"Ich bin ganz desperat", sagt Martin Pollack im Telefonat mit der APA. "Die Situation ist auch für mich ganz persönlich ein unglaublicher Schlag. Ich habe viele Freunde in der Ukraine. Mit einigen habe ich in den vergangenen Stunden telefonieren können. Eine junge Autorin aus Lviv hat dabei geweint. Sie befindet sich gerade auf einem Fußmarsch durch den Schnee zur polnischen Grenze."
Vor neun Jahren wurde bei dem 1944 in Bad Hall Geborenen Krebs diagnostiziert. Seither kämpft er gegen seine Erkrankung, und auch derzeit absolviert er im Spital eine Chemotherapie. "Aber ich kann nicht klagen und hab auch kein Recht zu jammern. Verglichen mit dem, was die Menschen in der Ukraine derzeit durchmachen, befinde ich mich in einer geradezu luxuriösen Situation. Der Onkologe hat gesagt, dass ich jetzt eigentlich eh' schon dreimal so lange lebe als ich eigentlich sollte."
Für Pollack, der Slawistik und osteuropäische Geschichte in Wien und Warschau studierte und sich in vielen Büchern mit der Ukraine, Polen, Belarus und den baltischen Staaten auseinandergesetzt hat, steht fest. "Die gesamten bisherigen Proteste sind nur ein Ausdruck der Hilflosigkeit und der Schwäche. Das reicht nicht. Man darf nicht herumeiern und herumreden." Dass man bei den Wirtschaftssanktionen nicht zu härteren Mitteln gegriffen habe, sei ein Ausdruck von Bequemlichkeit: "Es muss uns klar sein, dass wir Verzicht leisten müssen." Es brauche klare und massive Reaktionen, denn der russische Angriff auf Ukraine sei nur der Beginn. "Es ist 5 vor 12 für uns Europäer. Die Polen und die Esten fürchten schon, dass sie die Nächsten sein werden. Und den Finnen wird schon angedroht: Wehe, ihr tretet der NATO bei!"
Dabei sei klar: "Österreich ist unheimlich tief verwickelt in Russland." Das reiche von Beteiligungen des Investors Siegfried Wolf bis zu Aufsichtsratsposten von Wolfgang Schüssel ("Er argumentiert, der Ölkonzern Lukoil sei eine private Firma.
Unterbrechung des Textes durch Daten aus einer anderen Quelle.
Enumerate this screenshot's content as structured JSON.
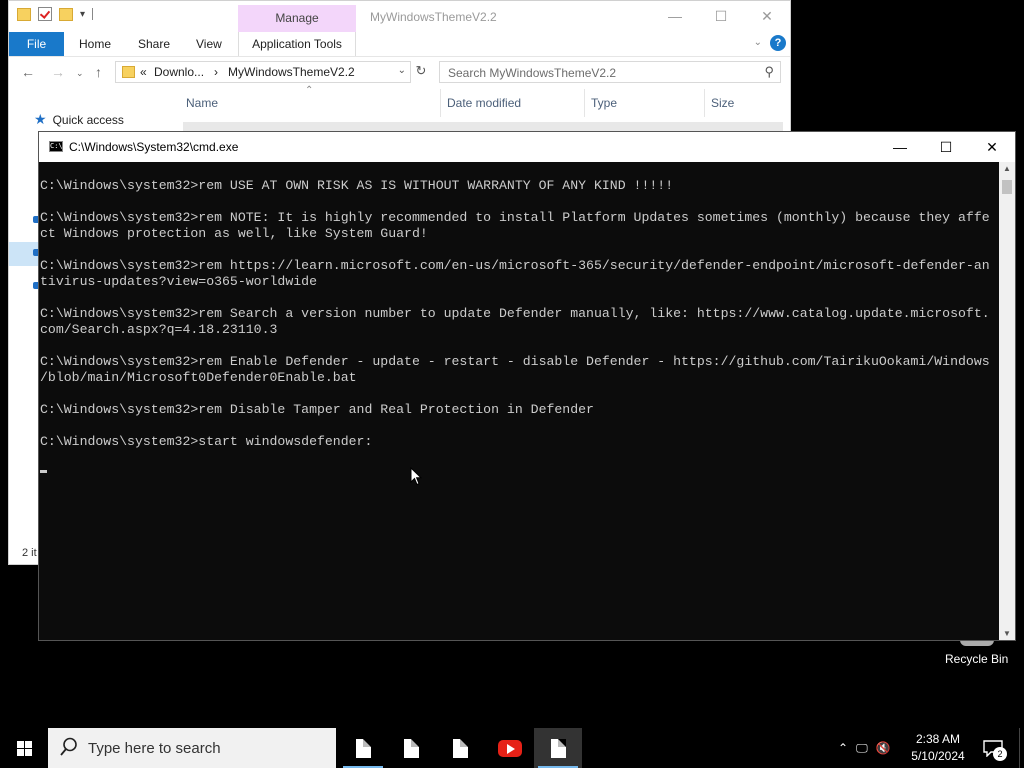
{
  "explorer": {
    "title": "MyWindowsThemeV2.2",
    "manage_tab": "Manage",
    "ribbon": {
      "file": "File",
      "home": "Home",
      "share": "Share",
      "view": "View",
      "app_tools": "Application Tools"
    },
    "address": {
      "chevrons": "«",
      "segment1": "Downlo...",
      "separator": "›",
      "segment2": "MyWindowsThemeV2.2"
    },
    "search_placeholder": "Search MyWindowsThemeV2.2",
    "columns": {
      "name": "Name",
      "date_modified": "Date modified",
      "type": "Type",
      "size": "Size"
    },
    "quick_access": "Quick access",
    "status": "2 it"
  },
  "cmd": {
    "title": "C:\\Windows\\System32\\cmd.exe",
    "lines": [
      "C:\\Windows\\system32>rem USE AT OWN RISK AS IS WITHOUT WARRANTY OF ANY KIND !!!!!",
      "",
      "C:\\Windows\\system32>rem NOTE: It is highly recommended to install Platform Updates sometimes (monthly) because they affe",
      "ct Windows protection as well, like System Guard!",
      "",
      "C:\\Windows\\system32>rem https://learn.microsoft.com/en-us/microsoft-365/security/defender-endpoint/microsoft-defender-an",
      "tivirus-updates?view=o365-worldwide",
      "",
      "C:\\Windows\\system32>rem Search a version number to update Defender manually, like: https://www.catalog.update.microsoft.",
      "com/Search.aspx?q=4.18.23110.3",
      "",
      "C:\\Windows\\system32>rem Enable Defender - update - restart - disable Defender - https://github.com/TairikuOokami/Windows",
      "/blob/main/Microsoft0Defender0Enable.bat",
      "",
      "C:\\Windows\\system32>rem Disable Tamper and Real Protection in Defender",
      "",
      "C:\\Windows\\system32>start windowsdefender:",
      ""
    ]
  },
  "desktop": {
    "recycle_bin": "Recycle Bin"
  },
  "taskbar": {
    "search_placeholder": "Type here to search",
    "time": "2:38 AM",
    "date": "5/10/2024",
    "notification_count": "2"
  },
  "colors": {
    "accent": "#1979ca",
    "manage_tab": "#f3d6fa",
    "console_bg": "#0c0c0c",
    "console_text": "#cccccc",
    "taskbar": "#000000"
  }
}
Es gibt aber in Russland keine privaten Firmen dieser Größenordnung." Der Gipfel seien Äußerungen von Nationalratspräsident Wolfgang Sobotka (ÖVP) in einem "Kurier"-Interview. Dort sagt Sobotka u.a.: "Hinter Putins Entwicklung steht sicher nicht nur ein autokratisches Bestreben, sondern auch ein gewisses Sicherheitsbedürfnis - auch das muss man verstehen." - Pollack: "Der Putin-Versteher an der Spitze des Nationalrats sieht den Überfall auf ein Nachbarland als Ausdruck eines Sicherheitsbedürfnisses - bitte, wo sind wir denn? Symbolhaft für eine solche Haltung ist für mich immer noch der Kniefall der damaligen Außenministerin Karin Kneissl vor Putin. Das ist ein Symbol für das Versagen Österreichs. "
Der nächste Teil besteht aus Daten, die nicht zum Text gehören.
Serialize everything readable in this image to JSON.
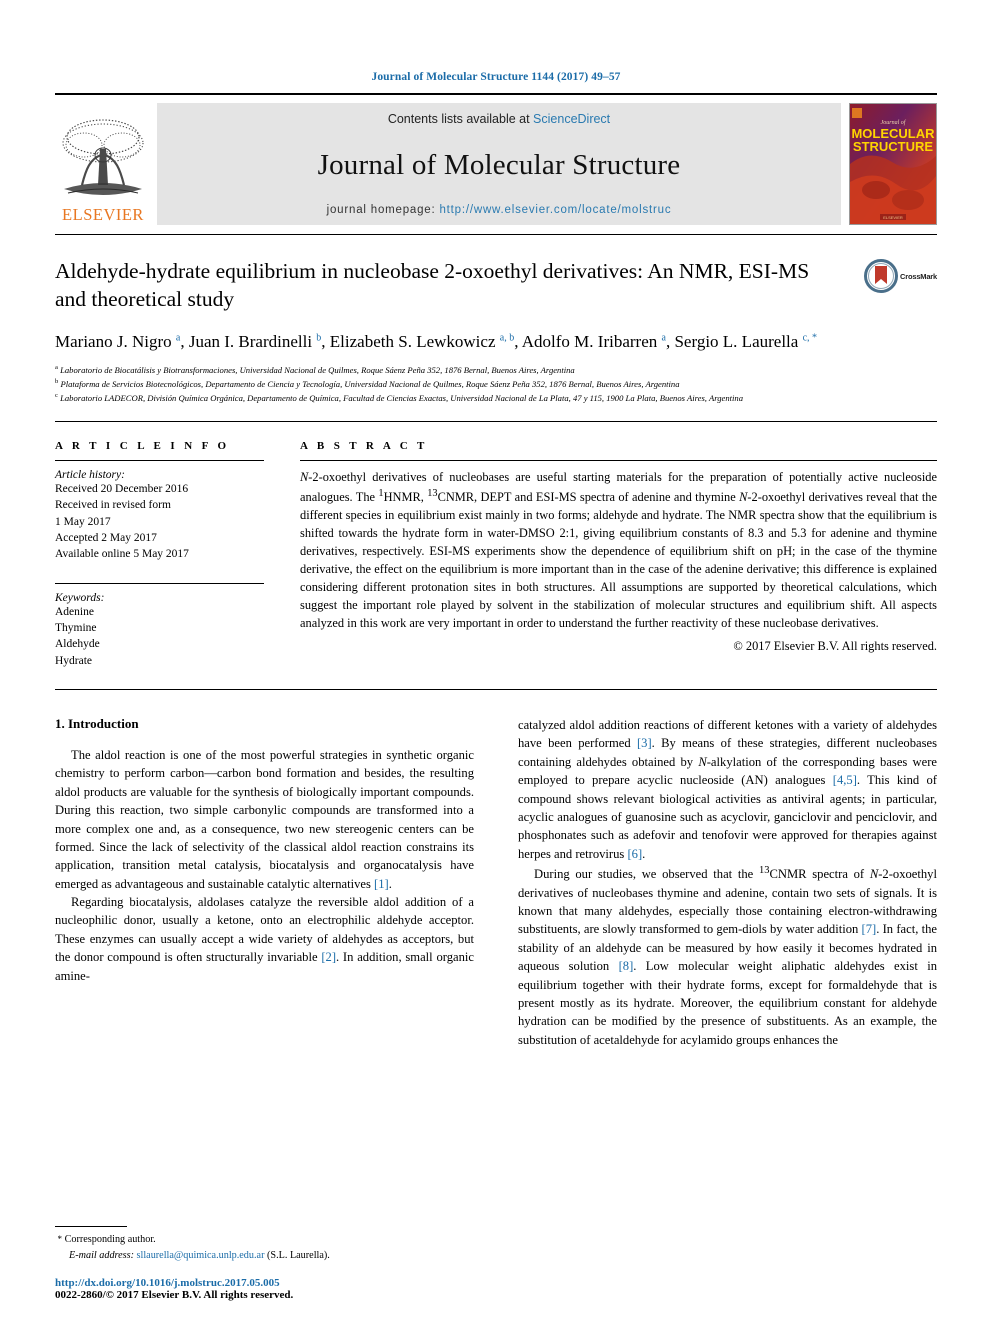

Auch die Kultur müsse in die Pflicht genommen werden. "Es besteht natürlich ein Unterschied zwischen dem Dirigenten Valery Gergiev und kritischen russischen Künstlern und Intellektuellen. Die einen sind im Gulag, den anderen wird eine große Nähe zu Putin nachgesagt. Ich kann nicht sagen, ich mache nur schöne Musik, und gleichzeitig die blutige Hand Putins schütteln. Das verbietet sich."
Über die weitere Entwicklung wage er keine Prognose, so Pollack zur APA. "Ich weiß nicht, wie weit die Russen gehen. Ich fürchte, dass sie so weit gehen werden, wie sie können und wie man sie lässt. Sie wollen wohl Kiew einnehmen, die Regierung stürzen, eine Marionettenregierung einsetzen und Präsident Wolodymyr Selenskyj töten oder vor Gericht stellen. Dort wird ihm dann wohl als Drogenhändler oder so der Prozess gemacht werden. Putin hat jetzt Blut geleckt, das ist ganz klar. Die Frage ist, wie weit er zu gehen bereit ist. 30 Prozent der Bevölkerung in Estland sind russischstämmig. Mit genau der gleichen Argumentation kann er diese Minderheit als nächstes nach Russland zurückholen wollen."
"Ich bin verzweifelt. Ich bin ratlos", gibt Martin Pollack abschließend zu. "Ich weiß nur: Wir müssen etwas tun. Proteste sind wichtig, Demonstrationen sind wichtig, keine Frage. Aber da muss mehr sein."